For some sports clients, social media can make an average player a celebrity. Strategically using social media can craft a positive image for the client, and generate buzz for the client. For instance, Tim Tebow went into the NFL with tremendous fanfare. Many industry professionals did not believe he was a quality professional prospect. However, his public image was spotless, and his social media was (and continues) to provide his followers with positive images, messages, and reflection of himself. This keeps Tebow relevant, and provides him a platform to send out the messages he chooses to support.
Tebow has not played in a meaningful way in the NFL for several years, but his public image remains easily identifiable. He uses his social media wisely to solidify his image as a wholesome All-American guy. It also helps that he lives a wholesome life. He regularly volunteers, does not drink or smoke, and does not put himself in situations he can be criticized for his off field pursuits.
However, some athletes try to portrait one image and their social media reveals another, negative side. Recently, Cleveland Browns quarterback Johnny Manziel was shown dancing in a DJ booth while holding a bottle of champagne at a night club in Austin, Texas during the Browns bye week. The problem with this image getting out, is that Manziel went to rehab this past offseason and claimed to be more mature and responsible enough to lead his team.
This image (along with a number of other snafus) led to the Browns benching him, and it could lead to him getting released from his contract.
There are a number of things to consider when counseling your client on his/her use of social media. If you can get your sports clients to understand the pitfalls many sports and entertainment personalities fall into, the fewer problems you will have to resolve on their behalf. Here are a few tips to counseling athletes on using social media:
- Avoid verbal fumbles: Social media is a medium that speech cannot be taken back. Especially with high-profile accounts. Sports clients need to understand that criticizing others or reacting harshly to criticism on message boards can dramatically increase the odds of being hit by a defamation lawsuit.

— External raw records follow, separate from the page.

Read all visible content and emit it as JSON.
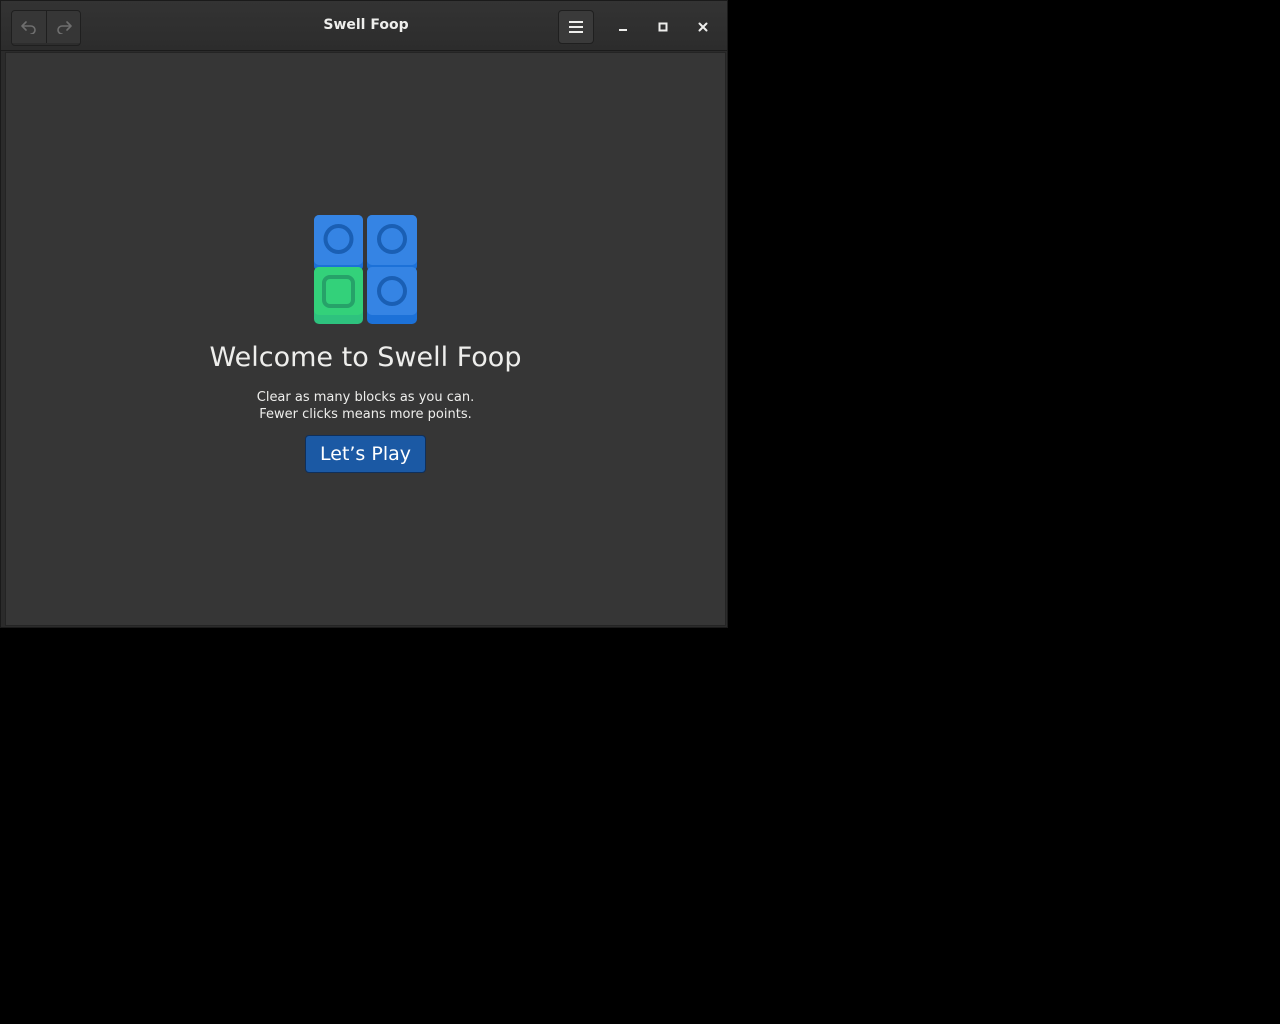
{
  "window": {
    "title": "Swell Foop"
  },
  "headerbar": {
    "icons": {
      "undo": "undo-icon",
      "redo": "redo-icon",
      "menu": "hamburger-menu-icon",
      "minimize": "minimize-icon",
      "maximize": "maximize-icon",
      "close": "close-icon"
    }
  },
  "welcome": {
    "title": "Welcome to Swell Foop",
    "line1": "Clear as many blocks as you can.",
    "line2": "Fewer clicks means more points.",
    "play_label": "Let’s Play"
  },
  "colors": {
    "accent": "#1b59a4",
    "block_blue": "#3584e4",
    "block_green": "#33d17a"
  }
}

- Keep the home field advantage: Work with your athlete and his/her P.R. team to plan out social media posts. Crafting an image should be a well thought out effort that matches the personality, interests, and tone of the client. If any of these may harm the client’s image then social media should be reviewed and determine which social media accounts should be opened or shut down.
- Stay on the same page as your team: If your sports client has sponsors, make sure they do not feature themselves with a competitors product! If you have an athlete client with a Nike deal, make sure the only shoes he/she is seen in on social media are Nikes. You would be surprised how often social media causes problems with sponsorship agreements.
- Play prevent defense: Regularly remind your sports clients that those who can help them as well as those that can hurt them will follow their social media accounts. Thieves will follow to see when an athlete is at home, what the home looks like, and the valuables a sports client has. If your sports client wants to broadcast using Periscope, Meerkat or other live streaming app, make sure they do it from a location that will not give away too much information.
Social media has many benefits for athletes. They can stay connected with their fans, generate new revenue sources, and develop a positive public image. However, all of the positives can be brought down quickly and cause your sports client irreparable harm if social media is not taken as a serious endeavor.